A wire chamber or multi-wire proportional chamber is a type of proportional counter that detects charged particles and photons and can give positional information on their trajectory,[1] by tracking the trails of gaseous ionization.[2] The technique was an improvement over the bubble chamber particle detection method, which used photographic techniques, as it allowed high speed electronics to track the particle path.
The multi-wire chamber uses an array of wires at a positive dc voltage (anode)s, which run through a chamber with conductive walls held at a lower potential (cathode). The chamber is filled with gas, such as an argon/methane mix, so that any ionizing particle that passes through the tube will ionize surrounding gaseous atoms and produce ion pairs, consisting of positive ions and electrons. These are accelerated by the electric field across the chamber, preventing recombination; the electrons are accelerated to the anode, and the positive ions to the cathode. At the anode a phenomenon known as a Townsend avalanche occurs. This results in a measurable current flow for each original ionising event which is proportional to the ionisation energy deposited by the detected particle. By separately measuring the current pulses from each wire, the particle trajectory can be found.Adaptations of this basic design are the thin gap, resistive plate and drift chambers. The drift chamber can also be subdivided into ranges of specific use in the chamber designs known as time projection, microstrip gas, and those types of detectors that use silicon.[3] [4]
In 1968, Georges Charpak, while at the European Organization for Nuclear Research (CERN), invented and developed the multi-wire proportional chamber (MWPC). This invention resulted in him winning the Nobel Prize for Physics in 1992. The chamber was an advancement of the earlier bubble chamber rate of detection of only one or two particles every second to 1000 particle detections every second. The MWPC produced electronic signals from particle detection, allowing scientists to examine data via computers.[5] [6] [7] The multi-wire chamber is a development of the spark chamber.[8]
In a typical experiment, the chamber contains a mixture of these gases:[2]
The chamber could also be filled with:
For high-energy physics experiments, it is used to observe a particle's path. For a long time, bubble chambers were used for this purpose, but with the improvement of electronics, it became desirable to have a detector with fast electronic read-out. (In bubble chambers, photographic exposures were made and the resulting printed photographs were then examined.) A wire chamber is a chamber with many parallel wires, arranged as a grid and put on high voltage, with the metal casing being on ground potential. As in the Geiger counter, a particle leaves a trace of ions and electrons, which drift toward the case or the nearest wire, respectively. By marking off the wires which had a pulse of current, one can see the particle's path.
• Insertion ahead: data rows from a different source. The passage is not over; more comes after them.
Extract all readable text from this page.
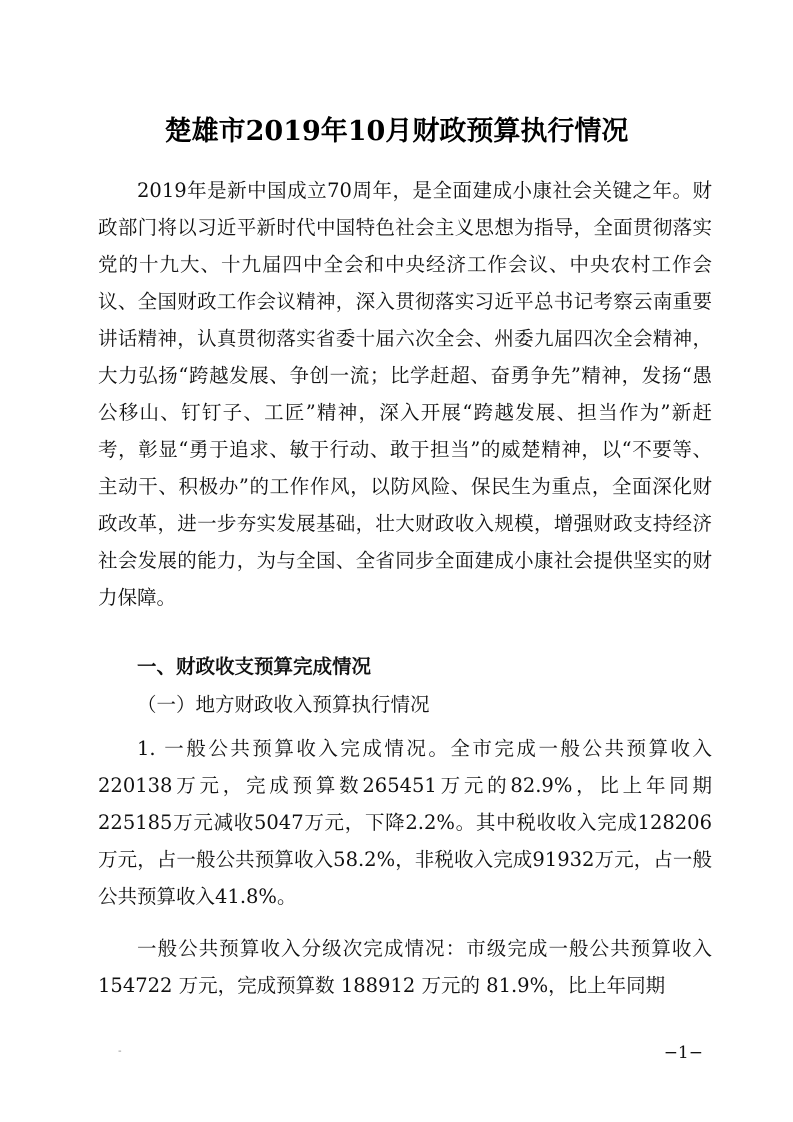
楚雄市2019年10月财政预算执行情况

2019年是新中国成立70周年，是全面建成小康社会关键之年。财政部门将以习近平新时代中国特色社会主义思想为指导，全面贯彻落实党的十九大、十九届四中全会和中央经济工作会议、中央农村工作会议、全国财政工作会议精神，深入贯彻落实习近平总书记考察云南重要讲话精神，认真贯彻落实省委十届六次全会、州委九届四次全会精神，大力弘扬“跨越发展、争创一流；比学赶超、奋勇争先”精神，发扬“愚公移山、钉钉子、工匠”精神，深入开展“跨越发展、担当作为”新赶考，彰显“勇于追求、敏于行动、敢于担当”的威楚精神，以“不要等、主动干、积极办”的工作作风，以防风险、保民生为重点，全面深化财政改革，进一步夯实发展基础，壮大财政收入规模，增强财政支持经济社会发展的能力，为与全国、全省同步全面建成小康社会提供坚实的财力保障。

一、财政收支预算完成情况
（一）地方财政收入预算执行情况

1. 一般公共预算收入完成情况。全市完成一般公共预算收入220138万元，完成预算数265451万元的82.9%，比上年同期225185万元减收5047万元，下降2.2%。其中税收收入完成128206万元，占一般公共预算收入58.2%，非税收入完成91932万元，占一般公共预算收入41.8%。

一般公共预算收入分级次完成情况：市级完成一般公共预算收入 154722 万元，完成预算数 188912 万元的 81.9%，比上年同期

-	−1−
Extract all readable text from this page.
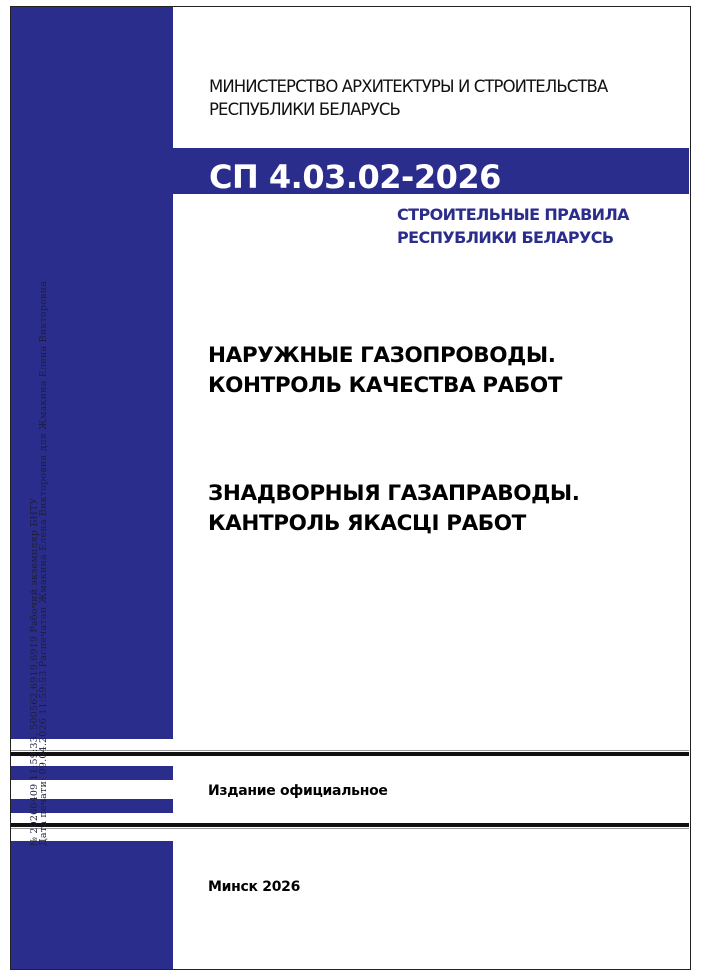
МИНИСТЕРСТВО АРХИТЕКТУРЫ И СТРОИТЕЛЬСТВА
РЕСПУБЛИКИ БЕЛАРУСЬ
СП 4.03.02-2026
СТРОИТЕЛЬНЫЕ ПРАВИЛА
РЕСПУБЛИКИ БЕЛАРУСЬ
НАРУЖНЫЕ ГАЗОПРОВОДЫ.
КОНТРОЛЬ КАЧЕСТВА РАБОТ
ЗНАДВОРНЫЯ ГАЗАПРАВОДЫ.
КАНТРОЛЬ ЯКАСЦІ РАБОТ
Издание официальное
Минск 2026
№ 20260409 11:59:33, 500562,6919,6919 Рабочий экземпляр БНТУ
Дата печати: 09.04.2026 11:59:53 Распечатан Жмакина Елена Викторовна для Жмакина Елена Викторовна
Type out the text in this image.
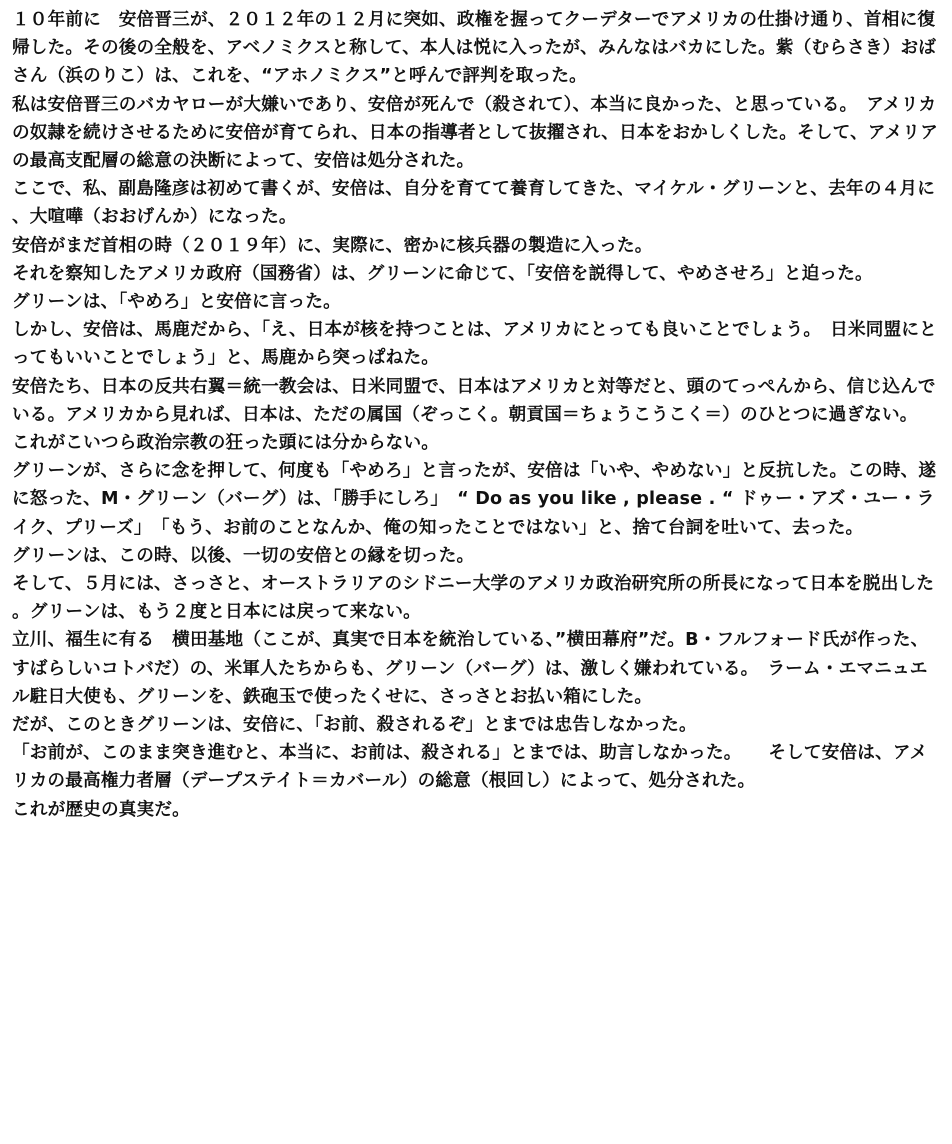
１０年前に　安倍晋三が、２０１２年の１２月に突如、政権を握ってクーデターでアメリカの仕掛け通り、首相に復帰した。その後の全般を、アベノミクスと称して、本人は悦に入ったが、みんなはバカにした。紫（むらさき）おばさん（浜のりこ）は、これを、“アホノミクス”と呼んで評判を取った。

私は安倍晋三のバカヤローが大嫌いであり、安倍が死んで（殺されて）、本当に良かった、と思っている。　アメリカの奴隷を続けさせるために安倍が育てられ、日本の指導者として抜擢され、日本をおかしくした。そして、アメリアの最高支配層の総意の決断によって、安倍は処分された。

ここで、私、副島隆彦は初めて書くが、安倍は、自分を育てて養育してきた、マイケル・グリーンと、去年の４月に、大喧嘩（おおげんか）になった。

安倍がまだ首相の時（２０１９年）に、実際に、密かに核兵器の製造に入った。

それを察知したアメリカ政府（国務省）は、グリーンに命じて、「安倍を説得して、やめさせろ」と迫った。

グリーンは、「やめろ」と安倍に言った。

しかし、安倍は、馬鹿だから、「え、日本が核を持つことは、アメリカにとっても良いことでしょう。　日米同盟にとってもいいことでしょう」と、馬鹿から突っぱねた。

安倍たち、日本の反共右翼＝統一教会は、日米同盟で、日本はアメリカと対等だと、頭のてっぺんから、信じ込んでいる。アメリカから見れば、日本は、ただの属国（ぞっこく。朝貢国＝ちょうこうこく＝）のひとつに過ぎない。

これがこいつら政治宗教の狂った頭には分からない。

グリーンが、さらに念を押して、何度も「やめろ」と言ったが、安倍は「いや、やめない」と反抗した。この時、遂に怒った、M・グリーン（バーグ）は、「勝手にしろ」　“ Do as you like , please . “ ドゥー・アズ・ユー・ライク、プリーズ」　「もう、お前のことなんか、俺の知ったことではない」と、捨て台詞を吐いて、去った。

グリーンは、この時、以後、一切の安倍との縁を切った。

そして、５月には、さっさと、オーストラリアのシドニー大学のアメリカ政治研究所の所長になって日本を脱出した。グリーンは、もう２度と日本には戻って来ない。

立川、福生に有る　横田基地（ここが、真実で日本を統治している、”横田幕府”だ。B・フルフォード氏が作った、すばらしいコトバだ）の、米軍人たちからも、グリーン（バーグ）は、激しく嫌われている。　ラーム・エマニュエル駐日大使も、グリーンを、鉄砲玉で使ったくせに、さっさとお払い箱にした。

だが、このときグリーンは、安倍に、「お前、殺されるぞ」とまでは忠告しなかった。

「お前が、このまま突き進むと、本当に、お前は、殺される」とまでは、助言しなかった。　　そして安倍は、アメリカの最高権力者層（デープステイト＝カバール）の総意（根回し）によって、処分された。

これが歴史の真実だ。
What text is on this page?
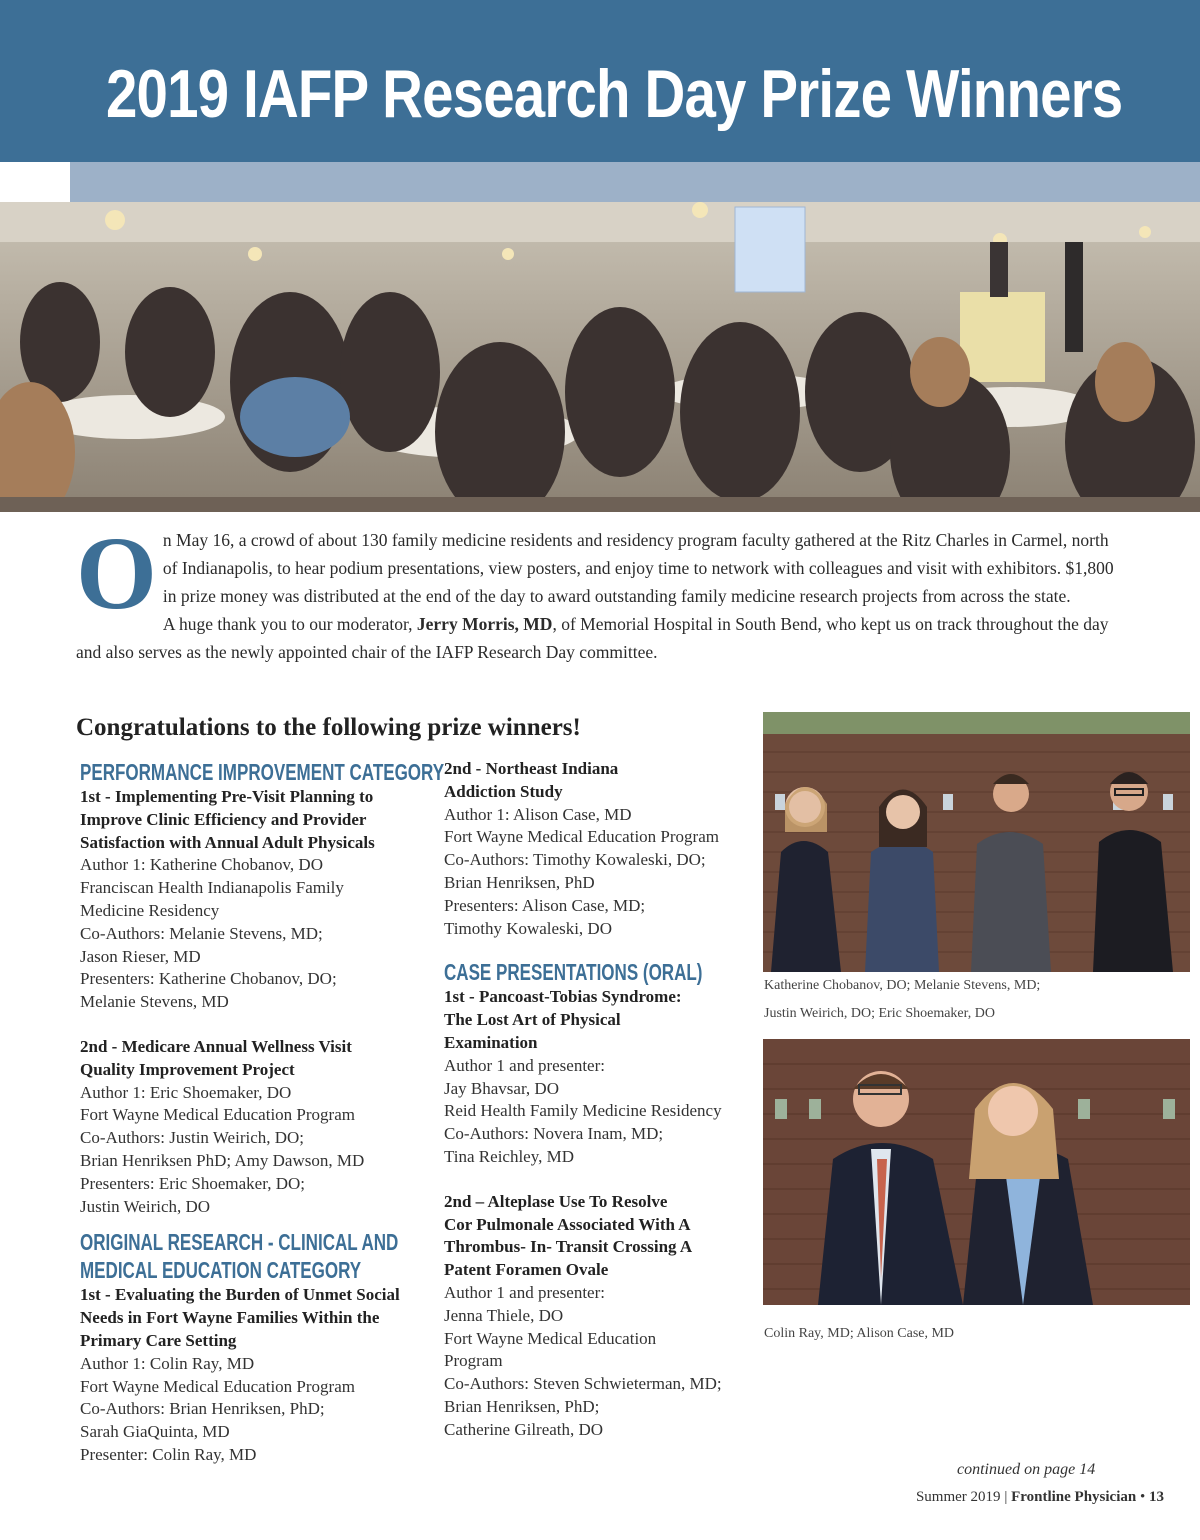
2019 IAFP Research Day Prize Winners
O n May 16, a crowd of about 130 family medicine residents and residency program faculty gathered at the Ritz Charles in Carmel, north of Indianapolis, to hear podium presentations, view posters, and enjoy time to network with colleagues and visit with exhibitors. $1,800 in prize money was distributed at the end of the day to award outstanding family medicine research projects from across the state.

A huge thank you to our moderator, Jerry Morris, MD, of Memorial Hospital in South Bend, who kept us on track throughout the day and also serves as the newly appointed chair of the IAFP Research Day committee.

Congratulations to the following prize winners!
PERFORMANCE IMPROVEMENT CATEGORY
1st - Implementing Pre-Visit Planning to
Improve Clinic Efficiency and Provider
Satisfaction with Annual Adult Physicals
Author 1: Katherine Chobanov, DO
Franciscan Health Indianapolis Family
Medicine Residency
Co-Authors: Melanie Stevens, MD;
Jason Rieser, MD
Presenters: Katherine Chobanov, DO;
Melanie Stevens, MD
2nd - Medicare Annual Wellness Visit
Quality Improvement Project
Author 1: Eric Shoemaker, DO
Fort Wayne Medical Education Program
Co-Authors: Justin Weirich, DO;
Brian Henriksen PhD; Amy Dawson, MD
Presenters: Eric Shoemaker, DO;
Justin Weirich, DO
ORIGINAL RESEARCH - CLINICAL AND
MEDICAL EDUCATION CATEGORY
1st - Evaluating the Burden of Unmet Social
Needs in Fort Wayne Families Within the
Primary Care Setting
Author 1: Colin Ray, MD
Fort Wayne Medical Education Program
Co-Authors: Brian Henriksen, PhD;
Sarah GiaQuinta, MD
Presenter: Colin Ray, MD
2nd - Northeast Indiana
Addiction Study
Author 1: Alison Case, MD
Fort Wayne Medical Education Program
Co-Authors: Timothy Kowaleski, DO;
Brian Henriksen, PhD
Presenters: Alison Case, MD;
Timothy Kowaleski, DO
CASE PRESENTATIONS (ORAL)
1st - Pancoast-Tobias Syndrome:
The Lost Art of Physical
Examination
Author 1 and presenter:
Jay Bhavsar, DO
Reid Health Family Medicine Residency
Co-Authors: Novera Inam, MD;
Tina Reichley, MD
2nd – Alteplase Use To Resolve
Cor Pulmonale Associated With A
Thrombus- In- Transit Crossing A
Patent Foramen Ovale
Author 1 and presenter:
Jenna Thiele, DO
Fort Wayne Medical Education
Program
Co-Authors: Steven Schwieterman, MD;
Brian Henriksen, PhD;
Catherine Gilreath, DO
Katherine Chobanov, DO; Melanie Stevens, MD;
Justin Weirich, DO; Eric Shoemaker, DO
Colin Ray, MD; Alison Case, MD
continued on page 14
Summer 2019 | Frontline Physician • 13
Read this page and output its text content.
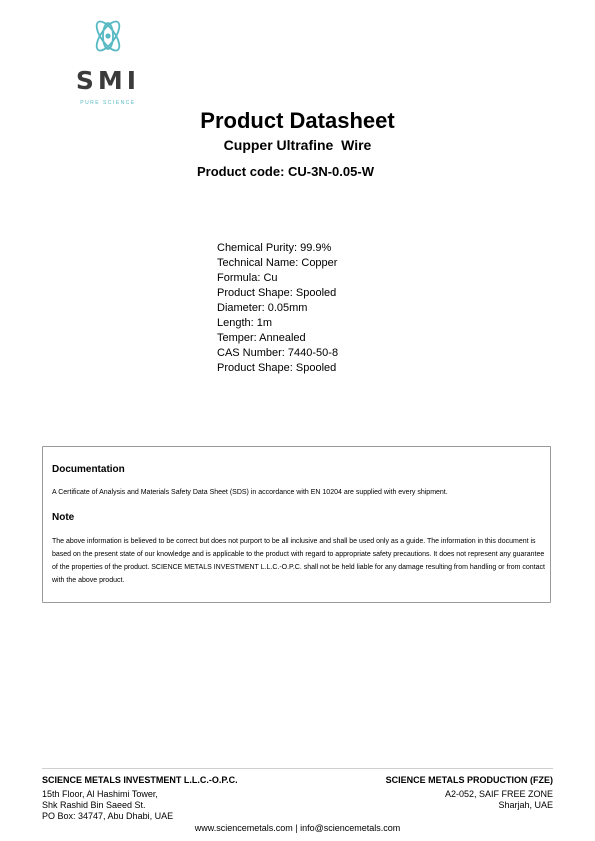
SMI
PURE SCIENCE
Product Datasheet
Cupper Ultrafine  Wire
Product code: CU-3N-0.05-W
Chemical Purity: 99.9%
Technical Name: Copper
Formula: Cu
Product Shape: Spooled
Diameter: 0.05mm
Length: 1m
Temper: Annealed
CAS Number: 7440-50-8
Product Shape: Spooled
Documentation
A Certificate of Analysis and Materials Safety Data Sheet (SDS) in accordance with EN 10204 are supplied with every shipment.
Note
The above information is believed to be correct but does not purport to be all inclusive and shall be used only as a guide. The information in this document is based on the present state of our knowledge and is applicable to the product with regard to appropriate safety precautions. It does not represent any guarantee of the properties of the product. SCIENCE METALS INVESTMENT L.L.C.-O.P.C. shall not be held liable for any damage resulting from handling or from contact with the above product.
SCIENCE METALS INVESTMENT L.L.C.-O.P.C.
15th Floor, Al Hashimi Tower,
Shk Rashid Bin Saeed St.
PO Box: 34747, Abu Dhabi, UAE
SCIENCE METALS PRODUCTION (FZE)
A2-052, SAIF FREE ZONE
Sharjah, UAE
www.sciencemetals.com | info@sciencemetals.com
The chamber has a very good relative time resolution, good positional accuracy, and self-triggered operation (Ferbel 1977).[12]
The development of the chamber enabled scientists to study the trajectories of particles with much-improved precision, and also for the first time to observe and study the rarer interactions that occur through particle interaction.
If one also precisely measures the timing of the current pulses of the wires and takes into account that the ions need some time to drift to the nearest wire, one can infer the distance at which the particle passed the wire. This greatly increases the accuracy of the path reconstruction and is known as a drift chamber.
A drift chamber functions by balancing the loss of energy from particles caused by impacts with particles of gas with the accretion of energy created with high-energy electrical fields in use to cause the particle acceleration.[13] Design is similar to the multi-wire proportional chamber but with a greater distance between central-layer wires.[8] The detection of charged particles within the chamber is possible by the ionizing of gas particles due to the motion of the charged particle.[14]
The Fermilab detector CDF II contains a drift chamber called the Central Outer Tracker.[15] The chamber contains argon and ethane gas, and wires separated by 3.56-millimetre gaps.[16]
If two drift chambers are used with the wires of one orthogonal to the wires of the other, both orthogonal to the beam direction, a more precise detection of the position is obtained. If an additional simple detector (like the one used in a veto counter) is used to detect, with poor or null positional resolution, the particle at a fixed distance before or after the wires, a tri-dimensional reconstruction can be made and the speed of the particle deduced from the difference in time of the passage of the particle in the different parts of the detector. This setup gives us a detector called a time projection chamber (TPC).
For measuring the velocity of the electrons in a gas (drift velocity) there are special drift chambers, velocity drift chambers, which measure the drift time for a known location of ionisation.